Logique, c’est-à-dire, dans la réalité légèrement décalée de « Deux Pianos », où aucune décision imprudente n’est laissée sans effet, et la population totale de Lyon se résume à une dizaine de personnes. Soit vous adhérez à ce registre de soap-opéra haut de gamme, soit vous ne le faites pas, mais tous les acteurs s’engagent avec une intégrité considérable dans cette aventure — y compris Tereszkiewicz, qui porte le fardeau d’un personnage léger et difficile à cerner, malgré son affirmation : « Je ne peux pas rendre les hommes fous, il me manque l’audace. »
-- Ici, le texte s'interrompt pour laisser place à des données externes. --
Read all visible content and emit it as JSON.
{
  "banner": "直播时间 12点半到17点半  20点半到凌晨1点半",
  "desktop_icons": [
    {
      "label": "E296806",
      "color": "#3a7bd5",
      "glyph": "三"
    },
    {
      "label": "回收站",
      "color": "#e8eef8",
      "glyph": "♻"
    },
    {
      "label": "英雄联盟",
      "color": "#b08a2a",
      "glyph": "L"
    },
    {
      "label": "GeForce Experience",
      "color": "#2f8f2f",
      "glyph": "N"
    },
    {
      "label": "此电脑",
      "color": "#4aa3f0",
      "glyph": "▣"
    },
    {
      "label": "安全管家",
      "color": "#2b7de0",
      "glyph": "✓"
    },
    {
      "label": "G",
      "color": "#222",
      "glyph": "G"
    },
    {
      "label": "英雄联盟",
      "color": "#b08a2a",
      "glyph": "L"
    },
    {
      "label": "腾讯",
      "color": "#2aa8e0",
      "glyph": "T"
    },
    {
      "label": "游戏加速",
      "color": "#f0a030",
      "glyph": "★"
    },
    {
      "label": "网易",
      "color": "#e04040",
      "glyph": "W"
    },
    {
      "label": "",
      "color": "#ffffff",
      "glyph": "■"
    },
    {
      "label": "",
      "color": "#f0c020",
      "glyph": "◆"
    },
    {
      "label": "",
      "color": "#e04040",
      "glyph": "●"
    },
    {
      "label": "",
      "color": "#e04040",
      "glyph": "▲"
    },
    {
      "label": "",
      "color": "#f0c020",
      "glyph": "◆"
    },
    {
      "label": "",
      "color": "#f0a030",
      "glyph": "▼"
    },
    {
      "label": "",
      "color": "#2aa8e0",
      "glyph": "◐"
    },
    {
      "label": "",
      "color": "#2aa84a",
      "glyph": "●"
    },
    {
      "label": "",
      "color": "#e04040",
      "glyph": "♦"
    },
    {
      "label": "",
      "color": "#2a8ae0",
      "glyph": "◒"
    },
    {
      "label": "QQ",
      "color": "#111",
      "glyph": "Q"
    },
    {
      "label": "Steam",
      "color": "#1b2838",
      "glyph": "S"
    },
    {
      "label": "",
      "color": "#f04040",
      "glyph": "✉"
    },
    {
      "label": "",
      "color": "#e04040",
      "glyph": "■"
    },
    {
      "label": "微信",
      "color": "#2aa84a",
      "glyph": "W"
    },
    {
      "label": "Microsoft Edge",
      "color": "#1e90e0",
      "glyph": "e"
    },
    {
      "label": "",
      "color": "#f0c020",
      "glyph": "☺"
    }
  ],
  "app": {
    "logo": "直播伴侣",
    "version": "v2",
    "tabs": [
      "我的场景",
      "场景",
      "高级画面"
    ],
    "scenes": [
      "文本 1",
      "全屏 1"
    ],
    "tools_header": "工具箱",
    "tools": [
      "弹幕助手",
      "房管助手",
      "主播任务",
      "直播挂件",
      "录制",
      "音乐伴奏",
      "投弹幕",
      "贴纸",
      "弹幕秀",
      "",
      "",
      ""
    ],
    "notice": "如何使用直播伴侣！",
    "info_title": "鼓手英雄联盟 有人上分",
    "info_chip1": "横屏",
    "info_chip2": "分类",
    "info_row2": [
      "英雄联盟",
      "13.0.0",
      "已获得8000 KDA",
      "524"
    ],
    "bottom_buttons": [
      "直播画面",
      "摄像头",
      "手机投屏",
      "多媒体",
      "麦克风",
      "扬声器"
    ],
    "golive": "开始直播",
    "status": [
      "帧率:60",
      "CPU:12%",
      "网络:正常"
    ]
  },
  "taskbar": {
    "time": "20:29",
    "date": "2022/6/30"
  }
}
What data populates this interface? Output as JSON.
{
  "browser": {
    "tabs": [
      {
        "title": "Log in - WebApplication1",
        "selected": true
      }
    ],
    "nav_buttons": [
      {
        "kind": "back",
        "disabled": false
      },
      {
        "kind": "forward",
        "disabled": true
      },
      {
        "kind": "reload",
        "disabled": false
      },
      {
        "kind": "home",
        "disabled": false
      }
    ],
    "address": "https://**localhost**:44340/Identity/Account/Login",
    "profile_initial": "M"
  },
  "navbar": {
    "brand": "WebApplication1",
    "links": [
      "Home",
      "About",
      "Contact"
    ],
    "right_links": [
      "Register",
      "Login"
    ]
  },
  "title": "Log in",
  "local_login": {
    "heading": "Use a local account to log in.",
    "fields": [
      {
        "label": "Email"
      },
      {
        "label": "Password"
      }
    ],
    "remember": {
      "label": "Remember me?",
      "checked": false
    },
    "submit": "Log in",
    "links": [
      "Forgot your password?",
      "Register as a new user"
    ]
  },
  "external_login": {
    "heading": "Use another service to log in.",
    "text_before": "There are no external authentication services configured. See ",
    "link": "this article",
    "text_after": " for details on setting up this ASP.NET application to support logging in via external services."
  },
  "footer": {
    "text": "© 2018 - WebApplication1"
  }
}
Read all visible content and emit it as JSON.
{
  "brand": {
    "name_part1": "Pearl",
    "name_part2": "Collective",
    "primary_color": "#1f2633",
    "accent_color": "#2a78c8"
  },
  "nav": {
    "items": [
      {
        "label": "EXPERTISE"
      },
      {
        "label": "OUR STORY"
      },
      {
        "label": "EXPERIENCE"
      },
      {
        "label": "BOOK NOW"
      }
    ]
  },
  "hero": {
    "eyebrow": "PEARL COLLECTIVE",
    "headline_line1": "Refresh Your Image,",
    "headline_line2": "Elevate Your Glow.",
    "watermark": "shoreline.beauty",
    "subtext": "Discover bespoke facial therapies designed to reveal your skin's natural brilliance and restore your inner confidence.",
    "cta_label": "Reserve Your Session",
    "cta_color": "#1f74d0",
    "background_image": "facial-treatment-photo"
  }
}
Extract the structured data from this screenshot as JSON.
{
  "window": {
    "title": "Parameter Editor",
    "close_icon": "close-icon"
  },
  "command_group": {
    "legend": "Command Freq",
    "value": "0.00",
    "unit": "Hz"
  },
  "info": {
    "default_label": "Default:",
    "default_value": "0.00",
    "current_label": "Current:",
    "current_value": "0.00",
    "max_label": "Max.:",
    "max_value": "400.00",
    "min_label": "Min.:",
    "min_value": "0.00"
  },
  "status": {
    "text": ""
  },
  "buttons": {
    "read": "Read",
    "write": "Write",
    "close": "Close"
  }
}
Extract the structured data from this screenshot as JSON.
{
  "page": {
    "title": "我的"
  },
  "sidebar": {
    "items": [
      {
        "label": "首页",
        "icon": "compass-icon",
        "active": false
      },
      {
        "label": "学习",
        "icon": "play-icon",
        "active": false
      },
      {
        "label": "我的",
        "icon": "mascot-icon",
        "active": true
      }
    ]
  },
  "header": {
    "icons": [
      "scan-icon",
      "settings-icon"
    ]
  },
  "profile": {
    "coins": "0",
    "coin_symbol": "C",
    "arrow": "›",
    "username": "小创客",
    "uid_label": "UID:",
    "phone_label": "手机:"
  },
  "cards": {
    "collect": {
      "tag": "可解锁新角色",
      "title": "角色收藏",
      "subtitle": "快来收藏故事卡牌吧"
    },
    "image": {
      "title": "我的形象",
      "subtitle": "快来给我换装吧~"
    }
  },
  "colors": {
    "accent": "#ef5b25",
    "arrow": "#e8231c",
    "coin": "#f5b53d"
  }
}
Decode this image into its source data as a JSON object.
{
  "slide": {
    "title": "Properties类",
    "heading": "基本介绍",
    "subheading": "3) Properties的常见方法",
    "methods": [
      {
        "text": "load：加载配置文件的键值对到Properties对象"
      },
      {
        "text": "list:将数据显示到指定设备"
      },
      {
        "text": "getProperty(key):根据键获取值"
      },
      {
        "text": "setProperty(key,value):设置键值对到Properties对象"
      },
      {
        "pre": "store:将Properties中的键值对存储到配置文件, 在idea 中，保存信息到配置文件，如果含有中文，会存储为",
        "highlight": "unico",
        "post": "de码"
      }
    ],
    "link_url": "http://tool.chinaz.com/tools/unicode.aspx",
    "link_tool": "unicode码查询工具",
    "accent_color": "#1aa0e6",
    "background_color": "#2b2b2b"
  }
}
Et il y a de nombreux plaisirs à retirer de la réalisation ici : le directeur de la photographie Paul Guilhaume recycle certaines techniques de caméra à main de son travail nominé aux Oscars sur « Emilia Pérez », tout en enveloppant l’histoire d’amour dans des tons saturés et éternellement automnaux, tandis que le compositeur Grégoire Hetzel apporte une rage orchestrale tempétueuse et une mélancolie pour accompagner les morceaux classiques de Bach et Chopin présents dans la bande sonore. Seule une conclusion étrangement anticlimatique s’écarte du registre flamboyant, alors que Desplechin choisit exactement le mauvais moment pour adopter un ton plus léger : pour le meilleur ou pour le pire, « Deux Pianos » est à son apogée lorsqu’il enchaîne les notes avec une intensité excessive.